La última película del estadounidense Mark Pellington se queda lejos de estas obras antológicas, pero, como ellas, encara con honestidad y hondura el desafío a la fe que supone la irrupción brutal del sufrimiento en la vida de las personas. Al igual que le pasó al propio cineasta cuando murió su esposa, el protagonista del filme, Henry Poole, ha caído en la desesperación tras un hecho trágico que se irá desvelando. Para recuperar la paz, Henry se traslada a un suburbio de Los Ángeles, vinculado con su propia historia. Allí, una vecina de origen mexicano, Esperanza, pretende ver el rostro de Cristo en una mancha que ha salido en una pared externa de la casa de Henry, que además parece gotear sangre.
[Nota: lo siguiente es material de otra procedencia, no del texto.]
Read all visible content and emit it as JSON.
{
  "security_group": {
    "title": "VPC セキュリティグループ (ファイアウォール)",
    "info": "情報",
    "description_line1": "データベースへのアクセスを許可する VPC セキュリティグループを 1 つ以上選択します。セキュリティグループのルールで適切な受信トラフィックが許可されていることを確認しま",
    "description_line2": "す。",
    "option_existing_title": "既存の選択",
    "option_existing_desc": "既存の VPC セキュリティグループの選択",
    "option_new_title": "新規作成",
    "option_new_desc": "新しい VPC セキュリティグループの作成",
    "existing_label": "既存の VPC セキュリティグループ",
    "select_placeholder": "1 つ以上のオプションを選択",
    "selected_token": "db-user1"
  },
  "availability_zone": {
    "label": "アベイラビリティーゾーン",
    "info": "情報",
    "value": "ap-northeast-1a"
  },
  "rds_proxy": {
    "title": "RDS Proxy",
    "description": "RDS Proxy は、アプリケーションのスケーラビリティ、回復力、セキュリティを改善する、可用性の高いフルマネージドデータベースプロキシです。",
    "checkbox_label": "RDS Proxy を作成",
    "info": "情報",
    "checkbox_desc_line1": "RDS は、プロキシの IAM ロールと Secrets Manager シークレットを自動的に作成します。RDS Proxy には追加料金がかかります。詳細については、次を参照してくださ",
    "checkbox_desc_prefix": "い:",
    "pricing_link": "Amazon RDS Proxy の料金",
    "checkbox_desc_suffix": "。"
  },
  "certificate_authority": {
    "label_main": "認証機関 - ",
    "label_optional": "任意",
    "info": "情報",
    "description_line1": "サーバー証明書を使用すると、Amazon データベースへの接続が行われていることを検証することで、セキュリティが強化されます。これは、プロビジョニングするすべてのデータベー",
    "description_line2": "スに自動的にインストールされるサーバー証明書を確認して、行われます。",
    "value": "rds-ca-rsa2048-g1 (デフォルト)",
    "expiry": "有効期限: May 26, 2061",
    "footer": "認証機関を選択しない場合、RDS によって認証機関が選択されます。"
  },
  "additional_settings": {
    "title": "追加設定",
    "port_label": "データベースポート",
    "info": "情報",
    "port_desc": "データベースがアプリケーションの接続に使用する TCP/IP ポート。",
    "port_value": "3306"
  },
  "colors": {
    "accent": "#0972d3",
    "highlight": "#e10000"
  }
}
Para acallar a los crecientes devotos, Henry acepta que un sacerdote católico realice diversas pruebas científicas. Y, mientras, él comienza a intimar con otra vecina, Dawn, que cuida a su pequeña hija Millie, muda desde que de su padre les abandonó.
Ciertamente, Wellington abusa de los recursos del videoclip —como las canciones bonitas ilustradas con imágenes— y pierde fuerza en el desenlace. Además, quizá subraya en exceso el pulso entre ciencia y fe, cuando en realidad son aliadas. Sin embargo, dirige muy bien a sus actores y arranca varias secuencias de enorme intensidad dramática, en las que demuestra sus cualidades para la intriga y aprovecha la bellísima y audaz mirada que lanza el guión a la trascendencia humana en lo más cotidiano, a la posibilidad de los milagros, al poder de la oración y a los límites de la ciencia, sobre todo a la hora de curar el corazón y el alma.